Ree’s rested her forehead on the cool glass. The sun dangled above the shimmering waters, and seagulls patrolled the air for prey. Days were forcing his features out of her memories. She saw his face clearly now, vivid and alive. The thin lips stretched in a smile, carving a dimple on his right cheek. Ree mentally pushed his long black bangs to the side to admire the dark, narrow eyes.
“Kiro,” she whispered.
“I miss you.”
“I mis . . .” His voice broke off by waves rushing to the shore. Water bubbled in her ear.
“I can’t live without you, Kiro.”
Voices whispered of days long gone. His voice spoke, silencing them all.
“Ree, it was bound to happen. It already happened in our previous lives. Tsunami. Flood. Earthquake. Explosions. Wars. Every life we live together, this is how it ends. You, there, among the living. And I, here, among . . .”
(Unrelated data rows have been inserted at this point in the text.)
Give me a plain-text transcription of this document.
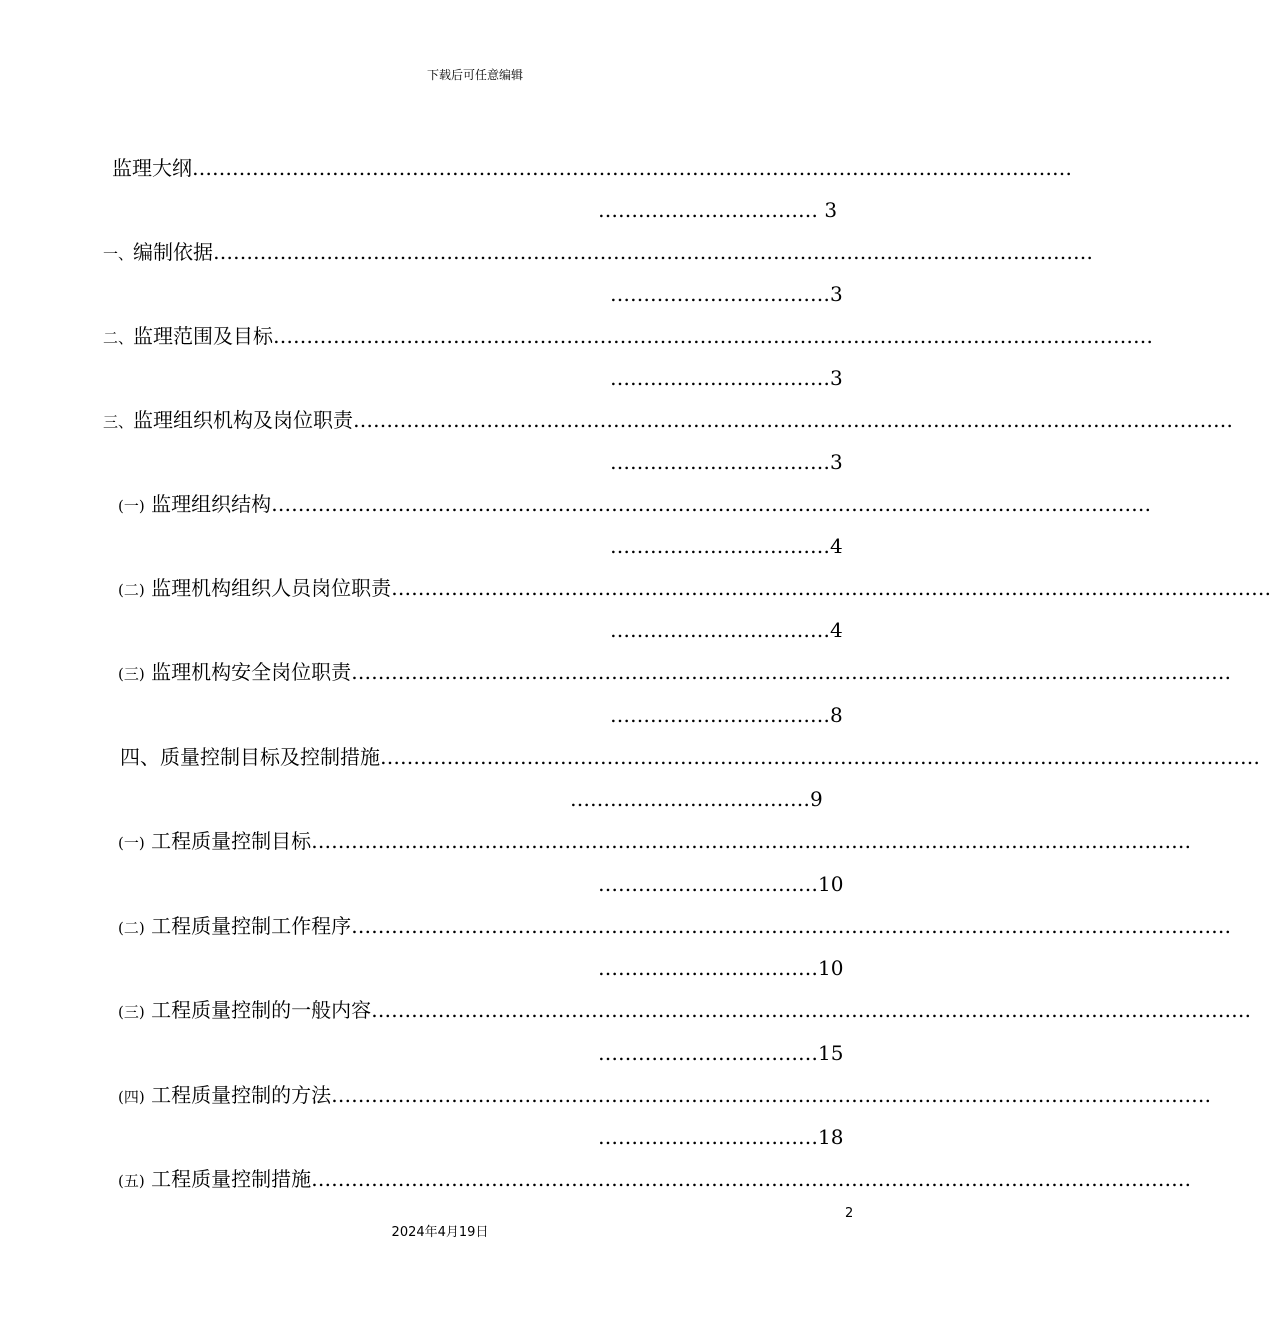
下载后可任意编辑
监理大纲……………………………………………………………………………………………………………………
…………………………… 3
一、编制依据……………………………………………………………………………………………………………………
……………………………3
二、监理范围及目标……………………………………………………………………………………………………………………
……………………………3
三、监理组织机构及岗位职责……………………………………………………………………………………………………………………
……………………………3
(一) 监理组织结构……………………………………………………………………………………………………………………
……………………………4
(二) 监理机构组织人员岗位职责……………………………………………………………………………………………………………………
……………………………4
(三) 监理机构安全岗位职责……………………………………………………………………………………………………………………
……………………………8
四、质量控制目标及控制措施……………………………………………………………………………………………………………………
………………………………9
(一) 工程质量控制目标……………………………………………………………………………………………………………………
……………………………10
(二) 工程质量控制工作程序……………………………………………………………………………………………………………………
……………………………10
(三) 工程质量控制的一般内容……………………………………………………………………………………………………………………
……………………………15
(四) 工程质量控制的方法……………………………………………………………………………………………………………………
……………………………18
(五) 工程质量控制措施……………………………………………………………………………………………………………………
2
2024年4月19日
“Don’t say that, Kiro!” she begged. “Please don’t!”
“It’s peaceful here. Warm waters rock me day in and out. Sun rays warm my face. I watch seagulls dive for fish. Sea creatures swimming by tickle my bones. It’s where I must stay. Me and all the others. I wanted to bid you farewell before the waves carried me beyond. Return to the mainland . . .”
“I can’t, Kiro. I tried.”
The sounds were quieting, increasing the distance between them. Ree peered out to the water, feeling an emptiness inside her deepen.
“You’re going to live many happy years,” he sounded very far. “Don’t name your children after me. Good bye, Ree. It’s time.” The line went blank.
Ree sat still for a while, then exited the booth and headed to the shore.
She lowered her backpack and took of her shoes on the beach. The heated sand scolded the soles of her feet as she walked toward the cool waters. Ree inhaled a lungful of salty air and filled her palms with sea water. Her throat and stomach protested when she drank it all and reached for more. Her feet carried her deeper into the sea, struggling against the pressure of the water.
Kiro was right. The time had come for her to go.